Twins: Homer Bailey, SP. The Twins don’t have many sleeper candidates since virtually all of their hitters had big seasons last year, so we really had to reach for this one. Bailey had a decent bounce-back campaign in 2019, splitting time between Kansas City and Oakland and posting a 4.57 ERA, 1.32 WHIP and 8.2 K/9 ratio. Obviously, those aren’t great stats, but his advanced numbers (4.11 FIP) and peripherals (2.9 BB/9 ratio, 1.2 HR/9 ratio) paint a little better picture. After a full season of health, Bailey could find success like Jake Odorizzi and Kyle Gibson did early on with the Twins last year.
White Sox: Dylan Cease, SP. Cease struck out 81 batters in 73 major league innings last year, but his high BB (4.3) and HR (1.9) rates inflated his ERAs and WHIP. Over five minor league seasons, the 24-year-old righty posted a 3.73/1.23 line with an 11.4 K/9, and even that was inflated by a mediocre half-season at Triple-A. Given his age, it’s fair to wonder if Cease can put it all together at the major league level or if he’s more of a “quad-A player”, but if nothing else, he’ll be a cheap source of strikeouts.

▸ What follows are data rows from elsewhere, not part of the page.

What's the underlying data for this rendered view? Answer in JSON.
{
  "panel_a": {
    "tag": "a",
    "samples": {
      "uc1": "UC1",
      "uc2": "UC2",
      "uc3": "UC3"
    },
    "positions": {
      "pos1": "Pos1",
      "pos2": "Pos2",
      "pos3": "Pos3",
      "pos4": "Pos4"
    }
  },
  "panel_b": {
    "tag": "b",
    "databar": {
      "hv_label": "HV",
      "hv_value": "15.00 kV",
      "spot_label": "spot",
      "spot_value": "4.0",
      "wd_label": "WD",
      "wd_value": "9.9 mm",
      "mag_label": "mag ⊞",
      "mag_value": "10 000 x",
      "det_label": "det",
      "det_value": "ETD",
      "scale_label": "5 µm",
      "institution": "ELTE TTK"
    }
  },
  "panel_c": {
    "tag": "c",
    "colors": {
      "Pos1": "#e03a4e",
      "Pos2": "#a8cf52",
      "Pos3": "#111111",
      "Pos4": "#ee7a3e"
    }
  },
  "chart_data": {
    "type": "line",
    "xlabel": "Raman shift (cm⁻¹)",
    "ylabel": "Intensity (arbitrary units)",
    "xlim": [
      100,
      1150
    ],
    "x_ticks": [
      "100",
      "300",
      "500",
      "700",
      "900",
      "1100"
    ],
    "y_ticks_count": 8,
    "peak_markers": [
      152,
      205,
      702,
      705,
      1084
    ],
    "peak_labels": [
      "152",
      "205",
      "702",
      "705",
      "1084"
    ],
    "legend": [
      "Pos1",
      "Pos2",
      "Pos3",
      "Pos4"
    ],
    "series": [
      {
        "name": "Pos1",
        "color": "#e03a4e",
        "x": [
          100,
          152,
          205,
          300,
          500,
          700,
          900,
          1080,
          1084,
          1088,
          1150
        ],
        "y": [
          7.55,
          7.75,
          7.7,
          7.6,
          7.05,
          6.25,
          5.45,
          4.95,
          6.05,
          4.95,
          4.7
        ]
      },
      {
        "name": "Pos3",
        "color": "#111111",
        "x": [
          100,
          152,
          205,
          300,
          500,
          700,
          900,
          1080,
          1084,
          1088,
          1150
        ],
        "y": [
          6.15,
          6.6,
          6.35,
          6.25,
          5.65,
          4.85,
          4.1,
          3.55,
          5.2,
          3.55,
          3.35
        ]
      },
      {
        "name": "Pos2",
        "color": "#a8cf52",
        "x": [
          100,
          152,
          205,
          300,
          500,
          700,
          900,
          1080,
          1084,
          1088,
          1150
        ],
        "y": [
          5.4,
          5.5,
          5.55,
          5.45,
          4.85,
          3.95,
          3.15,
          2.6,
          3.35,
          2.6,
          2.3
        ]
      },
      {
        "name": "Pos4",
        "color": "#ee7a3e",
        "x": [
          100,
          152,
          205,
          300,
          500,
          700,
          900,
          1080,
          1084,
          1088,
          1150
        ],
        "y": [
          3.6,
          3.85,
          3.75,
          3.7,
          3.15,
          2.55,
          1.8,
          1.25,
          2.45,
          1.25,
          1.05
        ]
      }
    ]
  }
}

If he can find his lower-level form, he has breakout potential.
Yankees: Miguel Andujar, UTIL. Andujar missed all but 12 games last year because of a right shoulder injury, but he’s healthy and ready to go this season. The Yankees’ offense has only gotten more crowded since Andujar last played, as Gio Urshela has established himself as the everyday 3B and guys like Mike Tauchman and Clint Frazier are looking for places to play. Andujar should still have the inside track on the everyday DH job, though, and we saw his upside in his rookie campaign when he hit .297 with 27 HRs and 92 RBIs. If he can stay in the lineup and replicate that form, he’ll far outpace his ADP, even if he remains only UTIL-eligible.